Sudanese Prime Minister Abdalla Hamdok resigned Sunday, as widespread pro-democracy protests rocked the country. Protesters condemned the October coup that initially ousted Hamdok from the post of prime minister, as well as the deal that brought him back to power some four weeks later, calling it an unacceptable concession to the military regime. He resigned Sunday evening in a televised address, citing the failure of repeated attempts at mediation in recent days, and stressed the need to initiate a “new dialogue” to “chart a path” towards a civil and democratic state.
According to Sudanese Central Committee of Physicians, two protesters were killed just hours before Hamdok addressed the nation, bringing the number killed in pro-democracy protests to 56. In a televised address, Hamdok said:
I tried as much as I could [prevent] our country from sinking into disaster … But despite my efforts to achieve the desired and necessary consensus to give citizens security, peace, justice and stop the bloodshed, this did not happen .. Our country is going through a dangerous turning point which could threaten its entire survival if it is not corrected quickly.

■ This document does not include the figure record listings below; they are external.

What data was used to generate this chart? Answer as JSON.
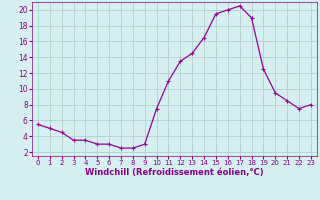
{
  "x": [
    0,
    1,
    2,
    3,
    4,
    5,
    6,
    7,
    8,
    9,
    10,
    11,
    12,
    13,
    14,
    15,
    16,
    17,
    18,
    19,
    20,
    21,
    22,
    23
  ],
  "y": [
    5.5,
    5.0,
    4.5,
    3.5,
    3.5,
    3.0,
    3.0,
    2.5,
    2.5,
    3.0,
    7.5,
    11.0,
    13.5,
    14.5,
    16.5,
    19.5,
    20.0,
    20.5,
    19.0,
    12.5,
    9.5,
    8.5,
    7.5,
    8.0
  ],
  "line_color": "#990099",
  "marker": "+",
  "marker_size": 3.5,
  "marker_linewidth": 0.8,
  "bg_color": "#d4f0f0",
  "grid_color": "#aacccc",
  "xlabel": "Windchill (Refroidissement éolien,°C)",
  "xlabel_color": "#880088",
  "tick_color": "#880088",
  "ylim": [
    1.5,
    21.0
  ],
  "xlim": [
    -0.5,
    23.5
  ],
  "yticks": [
    2,
    4,
    6,
    8,
    10,
    12,
    14,
    16,
    18,
    20
  ],
  "xticks": [
    0,
    1,
    2,
    3,
    4,
    5,
    6,
    7,
    8,
    9,
    10,
    11,
    12,
    13,
    14,
    15,
    16,
    17,
    18,
    19,
    20,
    21,
    22,
    23
  ],
  "linewidth": 0.9,
  "xlabel_fontsize": 6.0,
  "tick_fontsize_x": 5.0,
  "tick_fontsize_y": 5.5
}
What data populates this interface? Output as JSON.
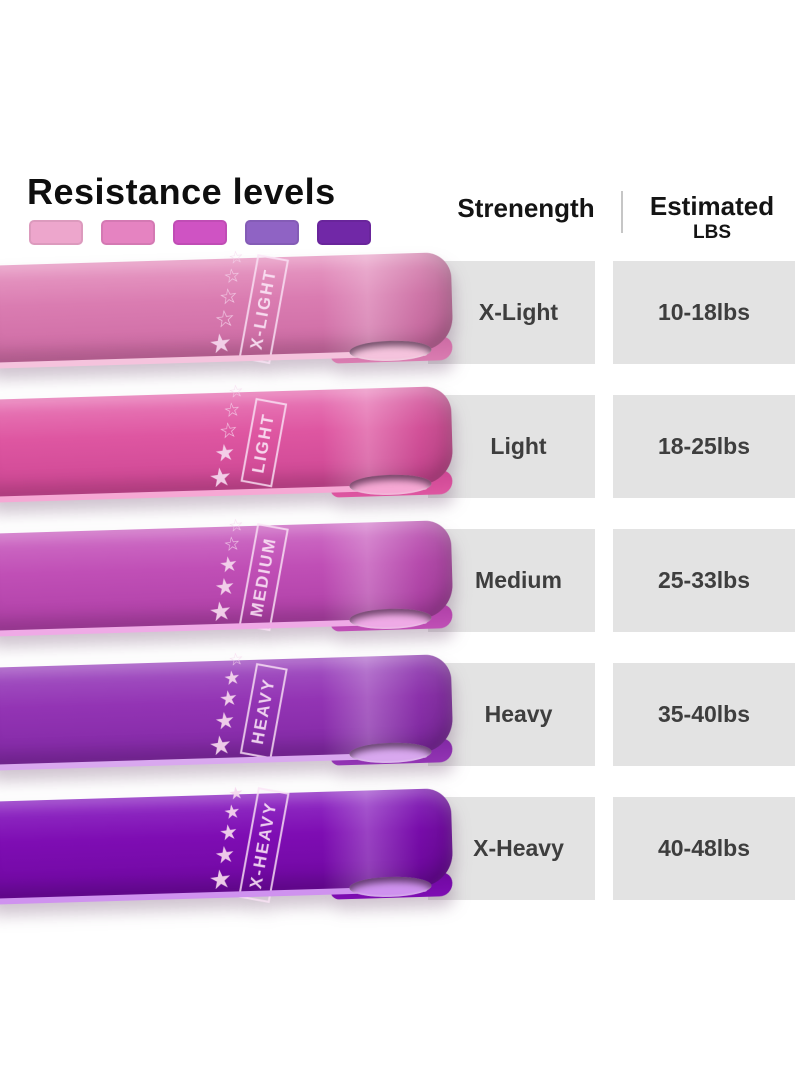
{
  "title": "Resistance levels",
  "palette": {
    "swatches": [
      {
        "name": "x-light",
        "color": "#eda6cc"
      },
      {
        "name": "light",
        "color": "#e583c1"
      },
      {
        "name": "medium",
        "color": "#cf53c3"
      },
      {
        "name": "heavy",
        "color": "#8f63c4"
      },
      {
        "name": "x-heavy",
        "color": "#7128a7"
      }
    ]
  },
  "table": {
    "strength_header": "Strenength",
    "estimated_header_line1": "Estimated",
    "estimated_header_line2": "LBS"
  },
  "icons": {
    "star_filled": "★",
    "star_outline": "☆"
  },
  "bands": [
    {
      "label": "X-Light",
      "band_label": "X-LIGHT",
      "lbs": "10-18lbs",
      "stars_filled": 1,
      "stars_total": 5,
      "color": "#da7cb1",
      "color_light": "#e89cc5",
      "color_dark": "#cc6aa3",
      "edge_color": "#f5c3dd"
    },
    {
      "label": "Light",
      "band_label": "LIGHT",
      "lbs": "18-25lbs",
      "stars_filled": 2,
      "stars_total": 5,
      "color": "#de56a1",
      "color_light": "#e97cb9",
      "color_dark": "#cc4693",
      "edge_color": "#f6a8d4"
    },
    {
      "label": "Medium",
      "band_label": "MEDIUM",
      "lbs": "25-33lbs",
      "stars_filled": 3,
      "stars_total": 5,
      "color": "#c04fb6",
      "color_light": "#cf6fc6",
      "color_dark": "#ae3fa6",
      "edge_color": "#efaae6"
    },
    {
      "label": "Heavy",
      "band_label": "HEAVY",
      "lbs": "35-40lbs",
      "stars_filled": 4,
      "stars_total": 5,
      "color": "#9334b4",
      "color_light": "#a557c4",
      "color_dark": "#8128a4",
      "edge_color": "#d9a8ef"
    },
    {
      "label": "X-Heavy",
      "band_label": "X-HEAVY",
      "lbs": "40-48lbs",
      "stars_filled": 5,
      "stars_total": 5,
      "color": "#7e0db3",
      "color_light": "#9332c6",
      "color_dark": "#6f08a0",
      "edge_color": "#cf92ef"
    }
  ],
  "chart_data": {
    "type": "table",
    "title": "Resistance levels",
    "columns": [
      "Strenength",
      "Estimated LBS"
    ],
    "rows": [
      [
        "X-Light",
        "10-18lbs"
      ],
      [
        "Light",
        "18-25lbs"
      ],
      [
        "Medium",
        "25-33lbs"
      ],
      [
        "Heavy",
        "35-40lbs"
      ],
      [
        "X-Heavy",
        "40-48lbs"
      ]
    ]
  }
}
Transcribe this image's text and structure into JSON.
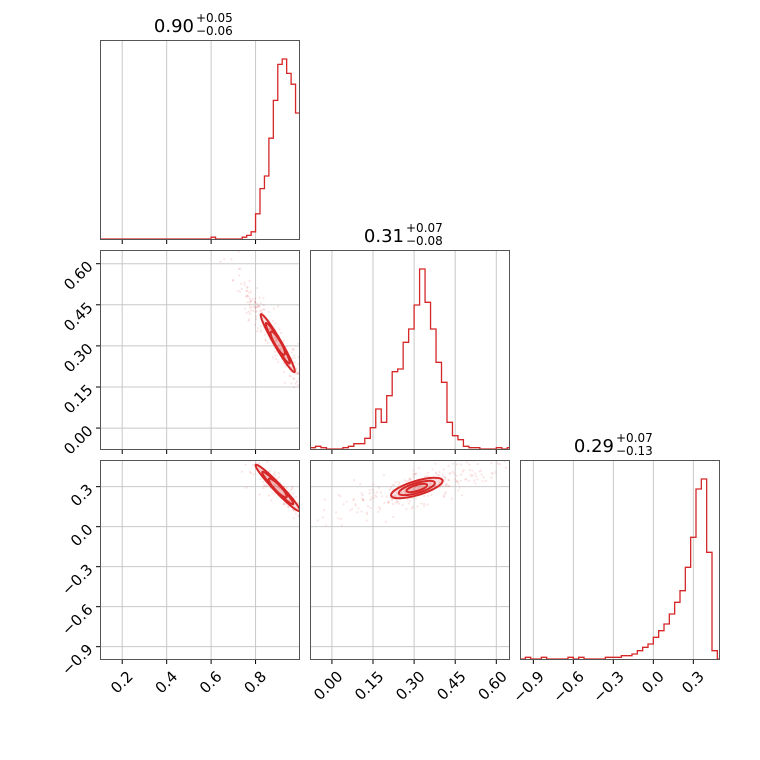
{
  "chart_data": {
    "type": "corner",
    "accent_color": "#d62728",
    "grid": true,
    "parameters": [
      {
        "title_value": "0.90",
        "title_plus": "+0.05",
        "title_minus": "−0.06",
        "range": [
          0.1,
          1.0
        ],
        "ticks": [
          0.2,
          0.4,
          0.6,
          0.8
        ],
        "tick_labels": [
          "0.2",
          "0.4",
          "0.6",
          "0.8"
        ]
      },
      {
        "title_value": "0.31",
        "title_plus": "+0.07",
        "title_minus": "−0.08",
        "range": [
          -0.08,
          0.65
        ],
        "ticks": [
          0.0,
          0.15,
          0.3,
          0.45,
          0.6
        ],
        "tick_labels": [
          "0.00",
          "0.15",
          "0.30",
          "0.45",
          "0.60"
        ]
      },
      {
        "title_value": "0.29",
        "title_plus": "+0.07",
        "title_minus": "−0.13",
        "range": [
          -1.0,
          0.5
        ],
        "ticks": [
          -0.9,
          -0.6,
          -0.3,
          0.0,
          0.3
        ],
        "tick_labels": [
          "−0.9",
          "−0.6",
          "−0.3",
          "0.0",
          "0.3"
        ]
      }
    ],
    "histograms": [
      {
        "bin_edges": [
          0.1,
          0.12,
          0.14,
          0.16,
          0.18,
          0.2,
          0.22,
          0.24,
          0.26,
          0.28,
          0.3,
          0.32,
          0.34,
          0.36,
          0.38,
          0.4,
          0.42,
          0.44,
          0.46,
          0.48,
          0.5,
          0.52,
          0.54,
          0.56,
          0.58,
          0.6,
          0.62,
          0.64,
          0.66,
          0.68,
          0.7,
          0.72,
          0.74,
          0.76,
          0.78,
          0.8,
          0.82,
          0.84,
          0.86,
          0.88,
          0.9,
          0.92,
          0.94,
          0.96,
          0.98,
          1.0
        ],
        "counts": [
          0,
          0,
          0,
          0,
          0,
          0,
          0,
          0,
          0,
          0,
          0,
          0,
          0,
          0,
          0,
          0,
          0,
          0,
          0,
          0,
          0,
          0,
          0,
          0,
          0,
          1,
          0,
          0,
          0,
          0,
          0,
          0,
          1,
          2,
          4,
          14,
          28,
          35,
          56,
          77,
          97,
          100,
          92,
          86,
          70
        ]
      },
      {
        "bin_edges": [
          -0.08,
          -0.06,
          -0.04,
          -0.02,
          0.0,
          0.02,
          0.04,
          0.06,
          0.08,
          0.1,
          0.12,
          0.14,
          0.16,
          0.18,
          0.2,
          0.22,
          0.24,
          0.26,
          0.28,
          0.3,
          0.32,
          0.34,
          0.36,
          0.38,
          0.4,
          0.42,
          0.44,
          0.46,
          0.48,
          0.5,
          0.52,
          0.54,
          0.56,
          0.58,
          0.6,
          0.62,
          0.64,
          0.66
        ],
        "counts": [
          1,
          2,
          1,
          0,
          0,
          0,
          1,
          2,
          4,
          4,
          8,
          16,
          30,
          20,
          40,
          58,
          60,
          80,
          90,
          108,
          135,
          110,
          90,
          65,
          50,
          20,
          10,
          7,
          2,
          1,
          1,
          0,
          0,
          0,
          1,
          0,
          1
        ]
      },
      {
        "bin_edges": [
          -1.0,
          -0.96,
          -0.92,
          -0.88,
          -0.84,
          -0.8,
          -0.76,
          -0.72,
          -0.68,
          -0.64,
          -0.6,
          -0.56,
          -0.52,
          -0.48,
          -0.44,
          -0.4,
          -0.36,
          -0.32,
          -0.28,
          -0.24,
          -0.2,
          -0.16,
          -0.12,
          -0.08,
          -0.04,
          0.0,
          0.04,
          0.08,
          0.12,
          0.16,
          0.2,
          0.24,
          0.28,
          0.32,
          0.36,
          0.4,
          0.44,
          0.48,
          0.5
        ],
        "counts": [
          0,
          1,
          0,
          0,
          1,
          0,
          0,
          0,
          0,
          1,
          0,
          1,
          0,
          0,
          0,
          0,
          1,
          1,
          1,
          2,
          2,
          3,
          5,
          7,
          9,
          13,
          17,
          21,
          27,
          34,
          41,
          55,
          73,
          102,
          108,
          64,
          5,
          0
        ]
      }
    ],
    "contour_levels": [
      0.39,
      0.86,
      0.99
    ]
  }
}
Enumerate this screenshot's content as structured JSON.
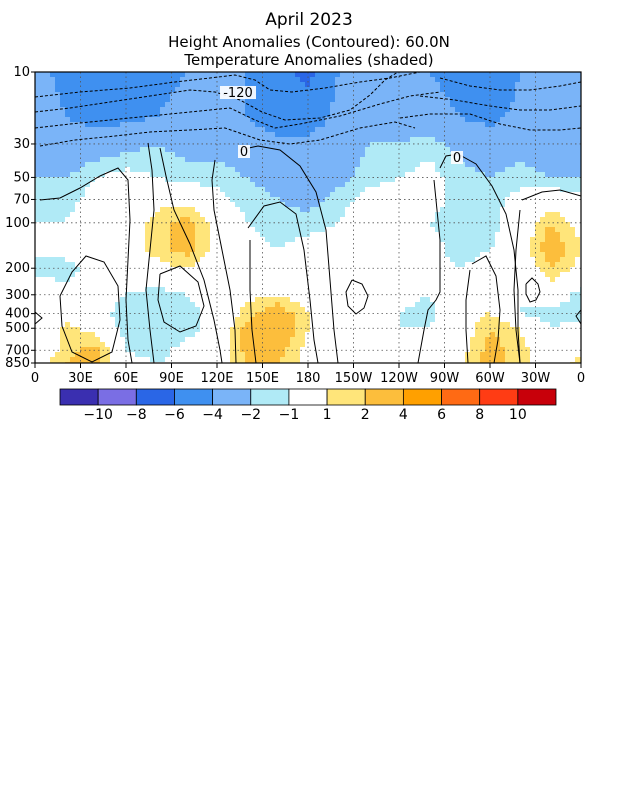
{
  "header": {
    "title": "April 2023",
    "subtitle_height": "Height Anomalies (Contoured): 60.0N",
    "subtitle_temp": "Temperature Anomalies (shaded)"
  },
  "chart_data": {
    "type": "heatmap",
    "title": "April 2023",
    "subtitle": [
      "Height Anomalies (Contoured): 60.0N",
      "Temperature Anomalies (shaded)"
    ],
    "x_axis": {
      "kind": "longitude",
      "ticks": [
        {
          "lon": 0,
          "label": "0"
        },
        {
          "lon": 30,
          "label": "30E"
        },
        {
          "lon": 60,
          "label": "60E"
        },
        {
          "lon": 90,
          "label": "90E"
        },
        {
          "lon": 120,
          "label": "120E"
        },
        {
          "lon": 150,
          "label": "150E"
        },
        {
          "lon": 180,
          "label": "180"
        },
        {
          "lon": 210,
          "label": "150W"
        },
        {
          "lon": 240,
          "label": "120W"
        },
        {
          "lon": 270,
          "label": "90W"
        },
        {
          "lon": 300,
          "label": "60W"
        },
        {
          "lon": 330,
          "label": "30W"
        },
        {
          "lon": 360,
          "label": "0"
        }
      ],
      "range": [
        0,
        360
      ]
    },
    "y_axis": {
      "kind": "pressure_hPa",
      "scale": "log",
      "inverted": true,
      "range": [
        10,
        850
      ],
      "ticks": [
        {
          "p": 10,
          "label": "10"
        },
        {
          "p": 30,
          "label": "30"
        },
        {
          "p": 50,
          "label": "50"
        },
        {
          "p": 70,
          "label": "70"
        },
        {
          "p": 100,
          "label": "100"
        },
        {
          "p": 200,
          "label": "200"
        },
        {
          "p": 300,
          "label": "300"
        },
        {
          "p": 400,
          "label": "400"
        },
        {
          "p": 500,
          "label": "500"
        },
        {
          "p": 700,
          "label": "700"
        },
        {
          "p": 850,
          "label": "850"
        }
      ]
    },
    "grid": true,
    "lon_nodes": [
      0,
      20,
      40,
      60,
      80,
      100,
      120,
      140,
      160,
      180,
      200,
      220,
      240,
      260,
      280,
      300,
      320,
      340,
      360
    ],
    "levels": [
      10,
      20,
      30,
      50,
      70,
      100,
      150,
      200,
      300,
      400,
      500,
      700,
      850
    ],
    "temperature_anomaly": [
      [
        -3.5,
        -4.5,
        -5.0,
        -5.0,
        -4.5,
        -4.0,
        -3.5,
        -4.0,
        -5.5,
        -6.5,
        -4.0,
        -3.0,
        -3.5,
        -4.0,
        -5.0,
        -5.5,
        -4.0,
        -4.0,
        -3.5
      ],
      [
        -3.0,
        -4.0,
        -4.5,
        -4.5,
        -4.0,
        -3.5,
        -3.0,
        -4.0,
        -5.0,
        -5.0,
        -3.5,
        -2.5,
        -3.0,
        -3.0,
        -4.0,
        -4.5,
        -3.5,
        -3.5,
        -3.0
      ],
      [
        -2.5,
        -3.5,
        -3.0,
        -2.5,
        -2.0,
        -2.5,
        -2.5,
        -3.0,
        -3.5,
        -3.5,
        -3.0,
        -2.0,
        -2.0,
        -1.5,
        -2.5,
        -3.0,
        -2.5,
        -3.0,
        -2.5
      ],
      [
        -2.0,
        -2.0,
        -1.0,
        -0.5,
        -1.0,
        -1.5,
        -1.5,
        -2.0,
        -2.5,
        -3.0,
        -2.5,
        -1.5,
        -1.0,
        -0.5,
        -1.5,
        -2.0,
        -1.5,
        -2.0,
        -2.0
      ],
      [
        -1.5,
        -1.5,
        -0.5,
        0.0,
        0.5,
        0.5,
        -0.5,
        -1.5,
        -2.0,
        -2.5,
        -1.5,
        -0.5,
        0.0,
        -0.5,
        -1.5,
        -1.5,
        -0.5,
        0.0,
        -0.5
      ],
      [
        -1.0,
        -1.0,
        0.0,
        0.0,
        1.5,
        2.5,
        0.5,
        -1.0,
        -1.5,
        -1.5,
        -1.0,
        0.0,
        0.0,
        -1.0,
        -1.5,
        -1.5,
        0.0,
        2.0,
        0.5
      ],
      [
        -0.5,
        -0.5,
        0.0,
        0.0,
        1.5,
        2.5,
        0.5,
        -0.5,
        -1.0,
        -0.5,
        0.0,
        0.5,
        0.5,
        -0.5,
        -1.5,
        -1.0,
        0.0,
        3.0,
        1.0
      ],
      [
        -1.5,
        -1.5,
        -0.5,
        0.0,
        0.5,
        1.0,
        0.0,
        -1.0,
        -0.5,
        0.0,
        1.0,
        0.5,
        0.0,
        -0.5,
        -1.0,
        -0.5,
        -0.5,
        2.0,
        0.5
      ],
      [
        0.0,
        -0.5,
        -0.5,
        -1.0,
        -1.5,
        -1.0,
        0.0,
        0.5,
        1.0,
        0.0,
        0.5,
        0.5,
        -0.5,
        -1.0,
        0.5,
        -0.5,
        -1.0,
        0.0,
        -1.5
      ],
      [
        -0.5,
        0.0,
        -0.5,
        -1.5,
        -2.0,
        -1.5,
        -0.5,
        1.5,
        3.0,
        1.0,
        -0.5,
        -1.0,
        -1.0,
        -1.5,
        0.5,
        1.0,
        -1.0,
        -1.5,
        -1.5
      ],
      [
        -1.0,
        1.5,
        0.5,
        -1.5,
        -2.0,
        -1.5,
        -0.5,
        2.5,
        3.5,
        1.0,
        -0.5,
        -1.0,
        -1.0,
        -1.0,
        0.0,
        2.0,
        1.0,
        -1.0,
        -0.5
      ],
      [
        -0.5,
        1.5,
        2.5,
        -1.0,
        -1.5,
        -0.5,
        0.0,
        2.5,
        2.5,
        0.5,
        -0.5,
        -0.5,
        0.5,
        -0.5,
        0.5,
        2.5,
        1.5,
        -0.5,
        0.5
      ],
      [
        0.0,
        2.0,
        2.5,
        -0.5,
        -1.0,
        -0.5,
        0.0,
        2.0,
        2.0,
        0.5,
        0.0,
        0.0,
        0.5,
        0.5,
        0.5,
        2.5,
        1.5,
        0.0,
        1.5
      ]
    ],
    "height_contour_labels": [
      "-120",
      "0",
      "0"
    ],
    "colorbar": {
      "boundaries": [
        "-10",
        "-8",
        "-6",
        "-4",
        "-2",
        "-1",
        "1",
        "2",
        "4",
        "6",
        "8",
        "10"
      ],
      "colors": [
        "#3a2fb0",
        "#7a6ee4",
        "#2a66e6",
        "#3f90f0",
        "#7ab4f8",
        "#b0eaf6",
        "#ffffff",
        "#ffe57a",
        "#fcbe3c",
        "#ffa000",
        "#ff6a14",
        "#ff3c14",
        "#c8000a"
      ]
    }
  }
}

During the televised address, Hamdok appeared alongside Lieutenant General Abdel Fattah al-Burhan, the army chief who ousted him from power and held him in his own home. The two leaders signed a 14-point agreement that included the military’s commitment to release all political prisoners and ensure democratic consolidation in the country.
As a result of this development, the Office of African Affairs at the US State Department said via Twitter that it hoped the country would ensure the maintenance of civilian rule. “The next Prime Minister and the next cabinet of Sudan should be appointed in accordance with the constitutional declaration to achieve the goals of freedom, peace and justice of the people … The United States continues to stand by the Sudanese people as they pushes for democracy. Violence against demonstrators must end ”, the Bureau tweeted.